Ray smiled slightly. Friendship was not a cardinal virtue at all in Greenstrand's eyes. It existed only in books.

"I'm glad your views are not mine," the poet said; "if they were, I should be compelled to shut up shop to-morrow. It must be a horrible thing to believe in nothing, Arthur. And yet I have found goodness and faith and honour enough in the world. I believe it to be a good world, and the people in it good people."

Greenstrand paced the floor impatiently. A trailing wreath of smoke drifted round his head as he went. His dark grey eyes gleamed with scornful anger. He felt a passionate contempt, an envious contempt for Ray's happiness.

"Am I angry, or am I jealous to hear you talk thus?" he exclaimed. "What do you owe the world? Absolutely nothing. For years you were crushed and beaten down. Those who reviled you then come cringing to kiss your feet now. And yet you speak as if you had been cradled in purple."

"Well, it was a pull," Ray admitted, "but I am the better now for it. Is there nothing in fighting fortune as successfully as I have done?"

"You say nothing of three years' semi-starvation."
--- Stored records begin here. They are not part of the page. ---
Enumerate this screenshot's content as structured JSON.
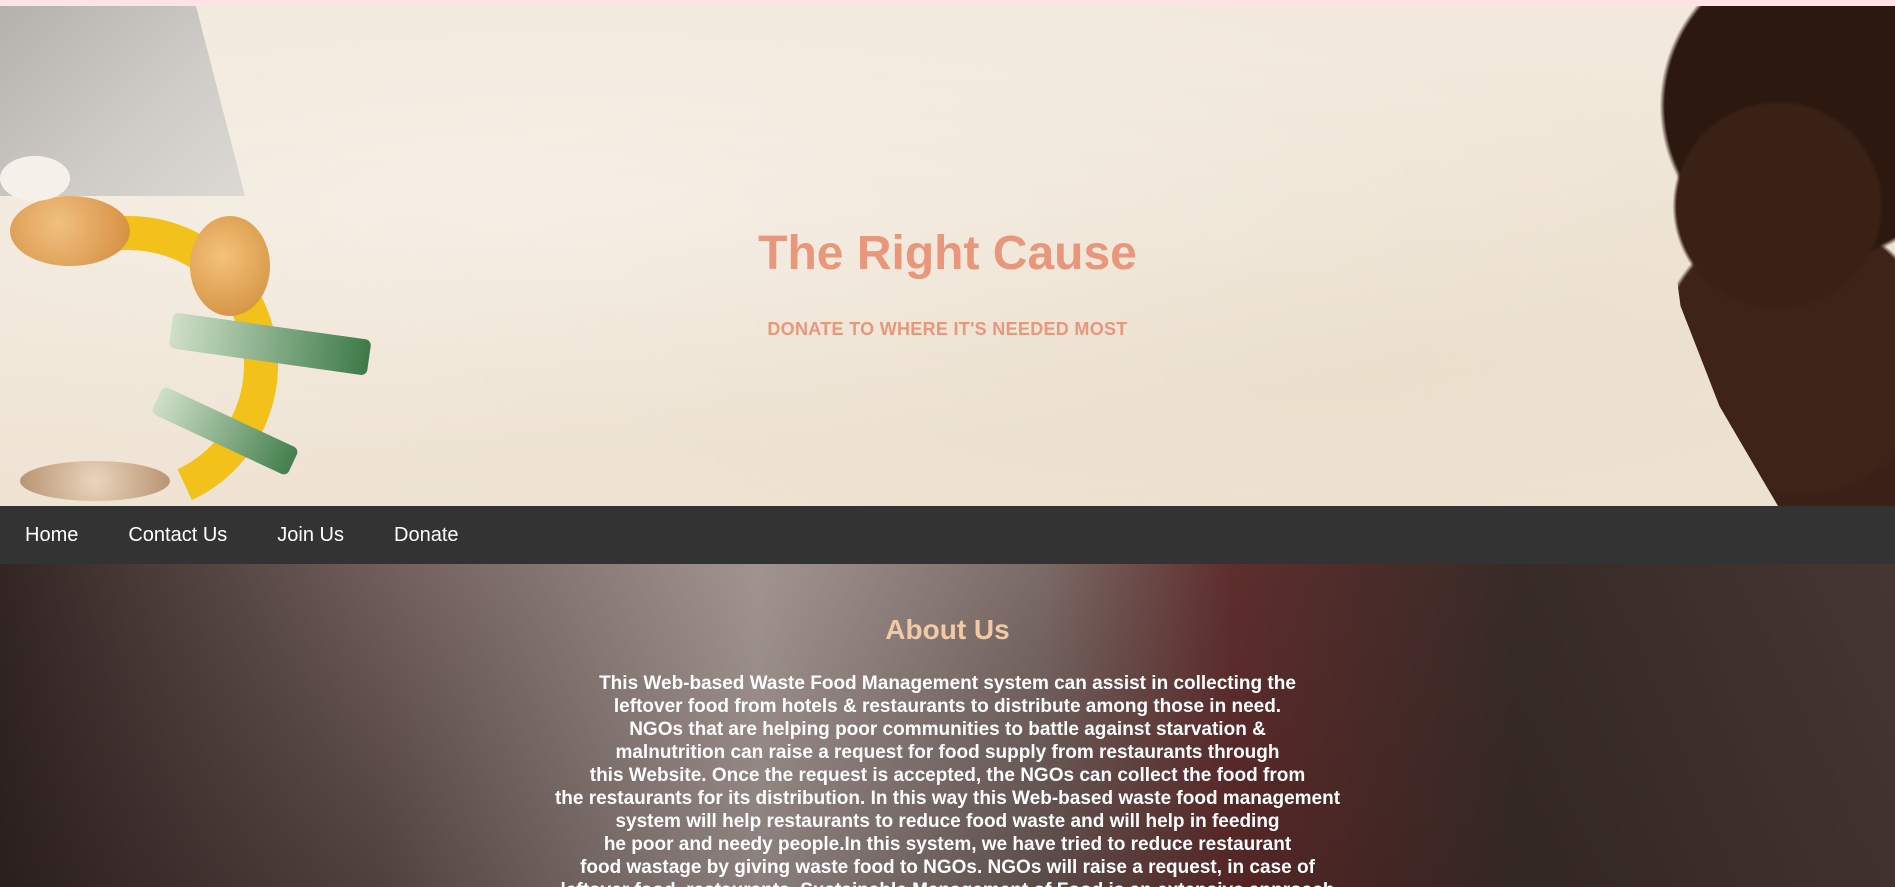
{
  "hero": {
    "title": "The Right Cause",
    "subtitle": "DONATE TO WHERE IT'S NEEDED MOST"
  },
  "nav": {
    "items": [
      {
        "label": "Home"
      },
      {
        "label": "Contact Us"
      },
      {
        "label": "Join Us"
      },
      {
        "label": "Donate"
      }
    ]
  },
  "about": {
    "title": "About Us",
    "lines": [
      "This Web-based Waste Food Management system can assist in collecting the",
      "leftover food from hotels & restaurants to distribute among those in need.",
      "NGOs that are helping poor communities to battle against starvation &",
      "malnutrition can raise a request for food supply from restaurants through",
      "this Website. Once the request is accepted, the NGOs can collect the food from",
      "the restaurants for its distribution. In this way this Web-based waste food management",
      "system will help restaurants to reduce food waste and will help in feeding",
      "he poor and needy people.In this system, we have tried to reduce restaurant",
      "food wastage by giving waste food to NGOs. NGOs will raise a request, in case of",
      "leftover food, restaurants. Sustainable Management of Food is an extensive approach"
    ]
  }
}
"It was worse than that," Ray said cheerfully. "More than once I have known the real want of food. The hard life killed one of the sweetest and dearest women that God ever gave to a struggling mortal. For five years I only tasted meat by accident, as it were; ay, I have picked up and eaten bread from the gutter. Once, when I was nearly crazy with hunger, I picked up a sovereign. What do you know about money, Arthur? Wait till you find a gold coin under the same circumstances. And all that time, thank God, I never lost faith in myself, my fellows, or my Maker."
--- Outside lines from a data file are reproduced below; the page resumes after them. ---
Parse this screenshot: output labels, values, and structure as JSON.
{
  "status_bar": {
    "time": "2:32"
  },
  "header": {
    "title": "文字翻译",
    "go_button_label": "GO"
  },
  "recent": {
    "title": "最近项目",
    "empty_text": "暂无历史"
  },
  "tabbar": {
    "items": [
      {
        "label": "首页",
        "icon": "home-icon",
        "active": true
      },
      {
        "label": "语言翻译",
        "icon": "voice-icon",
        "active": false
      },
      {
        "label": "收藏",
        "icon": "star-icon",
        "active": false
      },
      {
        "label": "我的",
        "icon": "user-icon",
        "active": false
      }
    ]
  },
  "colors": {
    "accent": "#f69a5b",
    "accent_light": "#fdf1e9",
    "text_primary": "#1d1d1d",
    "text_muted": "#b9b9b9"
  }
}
"I am not acquainted with the disease," Greenstrand said cynically.

"No, unfortunately. Far better for you if you were. Without faith I should have gone headlong to perdition. I placed my trust in God."

"I have heard of others who are prone to lean upon the shoulder of Jupiter," Greenstrand replied thoughtfully. "You pray for assistance in the same faint hope that a struggling man goes to his banker for an overdraft—not that you expect it to come, but because it is the proper kind of thing to do. How truly English and insular, this asking the Almighty to back our bills for us! My poor mother used to say that unless I went to church I should never prosper. Therefore going to church is a pure matter of business, in which case the rich man could send a clerk instead. Ergo, the more clerks, the more pious."

"You speak as if there were no God," said Ray.

"There is no God," Greenstrand replied passionately. "It is a mere chimera. And if your God is the God of writ, how much greater is the devil? You call him a fallen angel, in revolt against the Deity. In revolt! Why, the devil is master of the universe! What a splendid lieutenant I should make with all my money. Backed by the power of the gold I have at my command, I could corrupt a continent I could place such temptations in the way of the best of people that they would fall miserably. At the outlay of a few thousands I could turn your little paradise here into a hell."

"There are thousands of good people beyond your power," Ray cried.

Greenstrand smiled as he took up his candle, a tallow one, in an earthern candlestick. The argument was not worth pursuing further.

"Good night, my simple child," he said, "and may you sleep better than I shall."

The rain pattered on the casement of Greenstrand's tiny room, the roar of the sea sounded hollow in his ears. Yet he lay back upon the coarse linen pillow, and slept as he had not slept for years.